“You are happy, then!” F. Chevreuse said to Mr. Schöninger the next evening when they were talking together.

His companion repeated the word with a doubting inflection. “I have always associated the idea of happiness with excitement,” he said; “and I am too calm for that. I should say that I am deeply satisfied.”

Mr. Schöninger had been rehearsing in the church the music for the next day, and F. Chevreuse had sat in the sanctuary listening, marking with what will and effect the leader accomplished his work. He showed small regard, indeed, for the vanity or the personal dignity of the singers he was training, but the success was admirable. If the men and women around him had been organ-pipes or keys, he could scarcely have treated them with less ceremony. When the rehearsal was over, he dismissed them without a word, except the command to be promptly in their places the next morning. Knowing the touchiness of singers in general, and the peculiar touchiness of some of his own choir, the priest fully expected to see some manifestation of resentment among them; but they seemed merely surprised and a little awe-struck, and, after a momentary hesitation, withdrew in silence, leaving the organist alone in the loft, with the soft gloaming painting the air about him, as he closed the instrument with tender care, and drew the curtain about it.

While waiting for him to come down, the priest perceived for the first time a lady dressed in deep mourning, who knelt near the door, and who quietly followed the singers from the church. Miss Pembroke had the habit of visiting the Blessed Sacrament at this hour; and she was, moreover, making a Novena, which she had begun the night before, with a special intention.
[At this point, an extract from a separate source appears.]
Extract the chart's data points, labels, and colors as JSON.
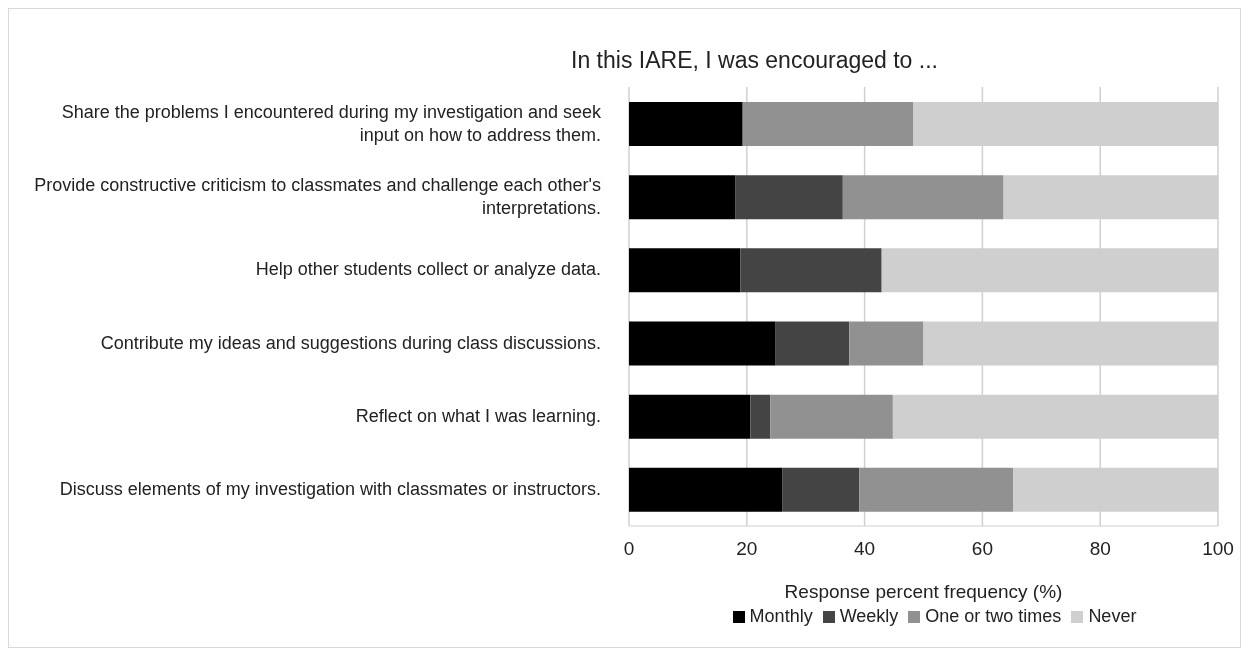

In that Novena her dear Sisters at the convent had joined, only Sister Cecilia knowing what the intention was.

Mr. Schöninger went into the house with F. Chevreuse, and stood with him at an open window looking out in that exquisite hour when day and night meet in mid-air, the sunset not yet relinquishing all its rose and gold, the night drawing only her tenderest film of purple across the sky, and crushing back [pg 672] her trembling stars like glimmering tears crushed between dark-fringed eyelids.

The two men looked out, both unconsciously pleased because the evening was beautiful and spring in its freshness, and consciously thinking of other things.

“They are all taking their places again,” Mr. Schöninger said, after looking upward a moment in silence. “My patriarchs and prophets! I hated to see them discrowned, and growing dim, and fading away into myths. Now they burn out again with a greater splendor than ever. The church of the fulfilment has never shown such men as my prophetic church. The glory of the later ritual is theirs. When the church which sees would express her emotion, she borrows the song of the men who foresaw. They were a grand race. I would like to build a church, and dedicate it to King David, and have a stone statue of him playing on his harp over against the altar.”

F. Chevreuse smiled, but said nothing. He was watching with intense interest the development of this new Christian, who took his religion as he might have taken a crown. Mr. Schöninger had an odd way of performing what in any one else would have been acts of humility with a proud unconsciousness, or an unconscious pride that was a little puzzling. Of what is commonly called piety he showed not a sign; yet he did without hesitation or apparent effort what ordinary piety shrinks from. One might say that he possessed a sublime common sense, which, perceiving the relative importance of God and man, worshipped God as a matter of course, taking no thought whether man were pleased or not. Certainly, had any religious persecution threatened him, he would have taken it as a piece of astonishing impertinence.

F. Chevreuse had only just checked in himself an intention to compliment the convert on what he took to be the bravery of his profession of faith the evening before, finding that Mr. Schöninger had been as disregardful of the crowd who had listened to him as if they had been wooden posts; and he refrained also from referring to the cool “Oh! come to think of it, I do not eat meat to-day,” with which he had that day, at the hotel table, sent his plate away in the face of a score of staring people, who, however, did not venture to smile.

If any one had exhorted him not to be ashamed of God, he would probably have asked simply, Do you think I am a fool?